Echo & The Bunnymen: Bedbugs & Ballyhoo (recording for the Whistle Test, 1985)
9. The B-52s: Junebug
Having kept a fairly low profile in the years following the tragic death of co-founder Ricky Wilson, The B-52s came roaring back in 1989 with Cosmic Thing, a joyously delirious Nile Rodgers and Don Was produced romp. Everyone remembers it for hits like Love Shack and Roam, but there were plenty of other gems to be found in there. Junebug was the first fully formed song to come out of their jam sessions and was more than good enough to spur them on to write the rest of the record. It is a quirky and upbeat dance track, full of the funk you would expect from those producers, and full of the charm and eccentricity you want from the B-52s - and it builds to a great and frenetic end.

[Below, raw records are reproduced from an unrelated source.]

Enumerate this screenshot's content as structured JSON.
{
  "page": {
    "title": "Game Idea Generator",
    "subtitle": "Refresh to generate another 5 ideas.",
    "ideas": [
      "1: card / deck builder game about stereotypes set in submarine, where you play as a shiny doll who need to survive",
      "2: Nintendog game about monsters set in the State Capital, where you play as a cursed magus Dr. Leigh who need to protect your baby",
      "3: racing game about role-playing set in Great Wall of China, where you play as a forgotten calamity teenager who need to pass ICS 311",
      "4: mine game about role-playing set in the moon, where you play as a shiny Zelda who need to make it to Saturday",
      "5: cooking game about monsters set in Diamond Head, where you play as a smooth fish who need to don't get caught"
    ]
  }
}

The B-52s: Junebug (live from 1990)
10. Blur: Beetlebum

This, the lead single from the fifth self-titled album in 1997, is a reflection by lead man Damon Albarn on his past issues with heroin. Despite not being obvious single material, with its laid back rhythms and deadpan vocal delivery, it went straight to UK number one (120,000 physical sales in week one alone). Beetlebum, it seems, is just a word made up when Albarn was singing the song to himself, and it meant that many (including producer Stephen Street) did not initially realise its connection to drugs.